Program

The goal of the academy is to give students the skills to confidently take a new piece of literature, understand and analyze it, and express that understanding in academic writing of all forms and lengths, from the structured paragraphs and essays required on provincial exams to the long-form papers of IB and university writing and research.

Students who excel in their English classes, as well as those who lack an intuitive feel for literature and have difficulty gaining insight into a work, will benefit from our systematic approach.

Here is a brief overview of some of the skills taught to students when they first learn to write an academic essay on a short story. What makes literary analysis at the academy different from what is taught at schools is that students are given formulas for every step below, so that the literature comes to life in the class and they learn to enjoy the process of literary analysis.

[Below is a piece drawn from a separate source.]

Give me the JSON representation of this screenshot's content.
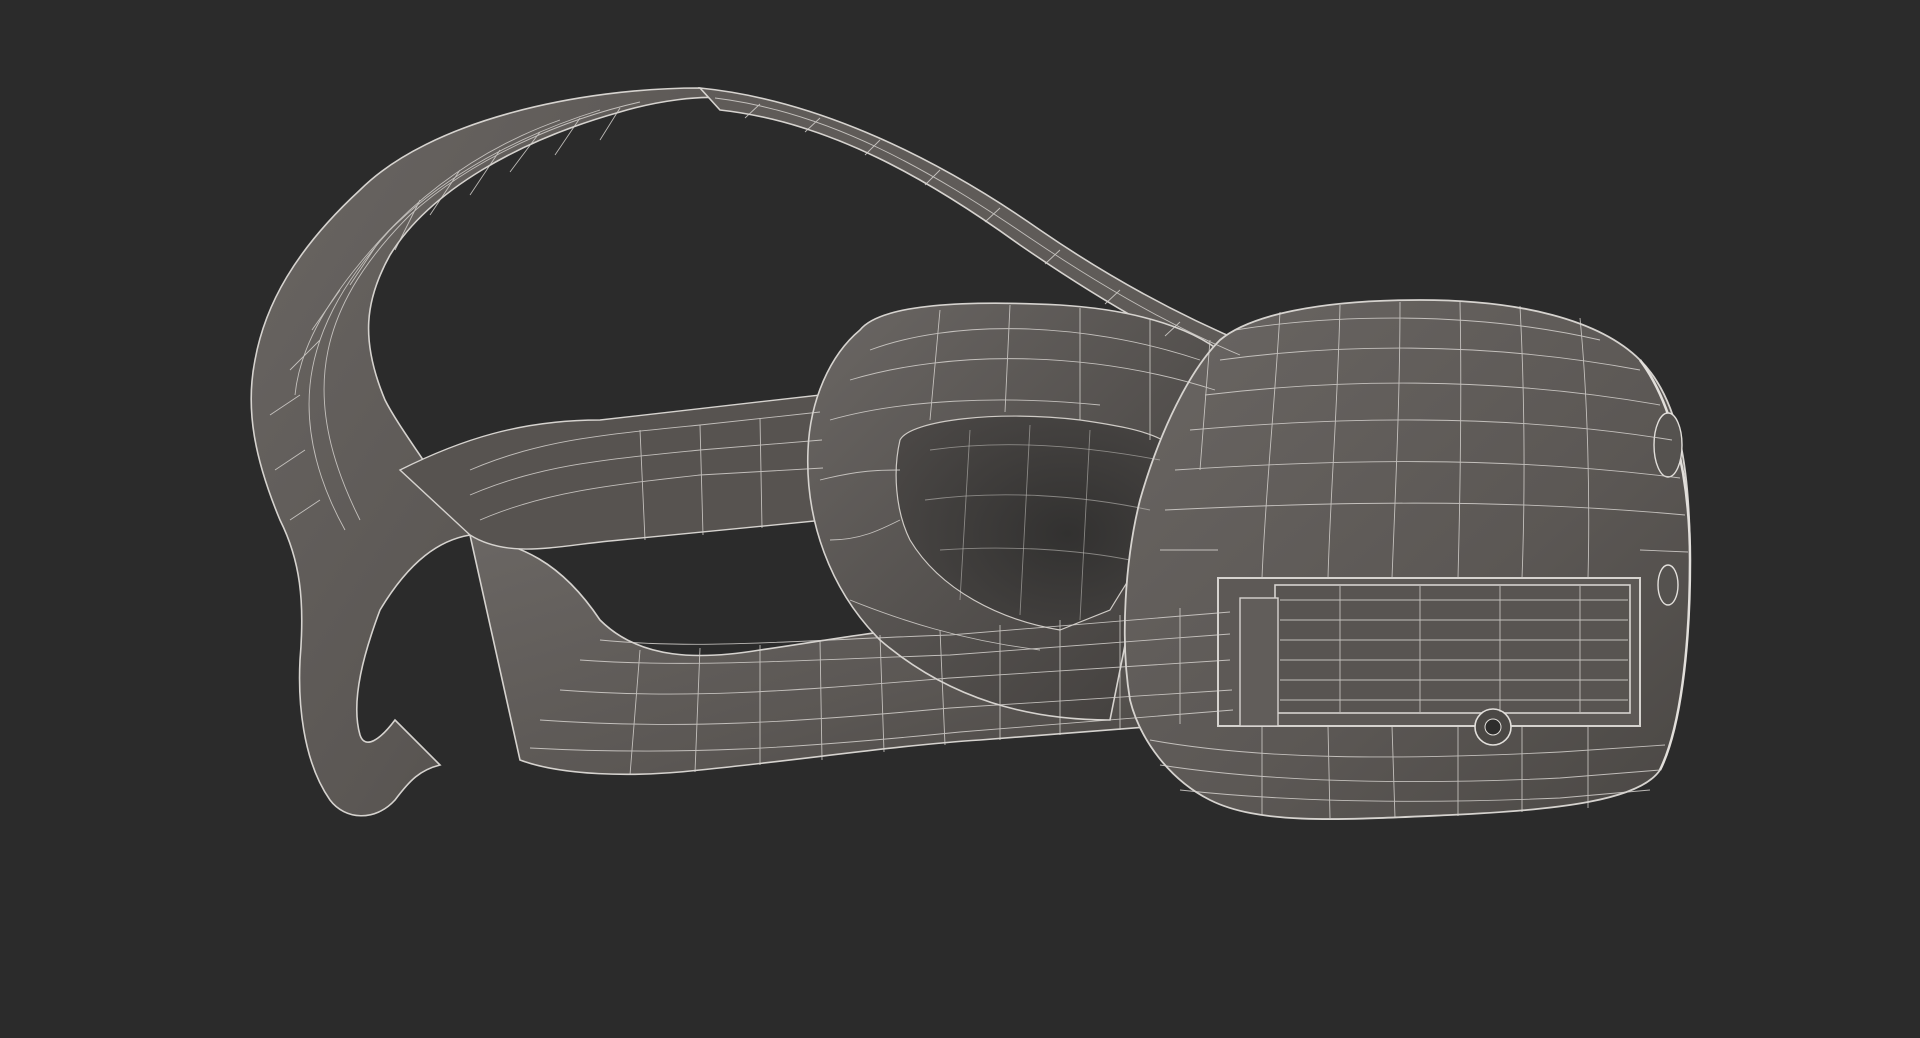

1. Active Reading — reading a piece of literature with a critical eye, being able to easily pick out important literary devices and determine how they can work to enhance the thesis and provide support in the form of quotations.

2. Theme Analysis — continuing to work interactively with plot elements through formulas and charts – identifying the nature of the conflict, the subject matter of the conflict, and the author’s resolution – in order to arrive at an insightful literary thesis statement.

3. Structured Outlining — organizing thoughts in a systematic way that works with the thesis formula: laying out the basic argument and its supporting evidence in the form of quotations, as well as the analysis of that evidence.

4. Writing Paragraphs and Essays — using the “formula 6” and the outline to create a unified, organized, well-supported, and coherent essay that meets the A-level expectations of teachers and professors.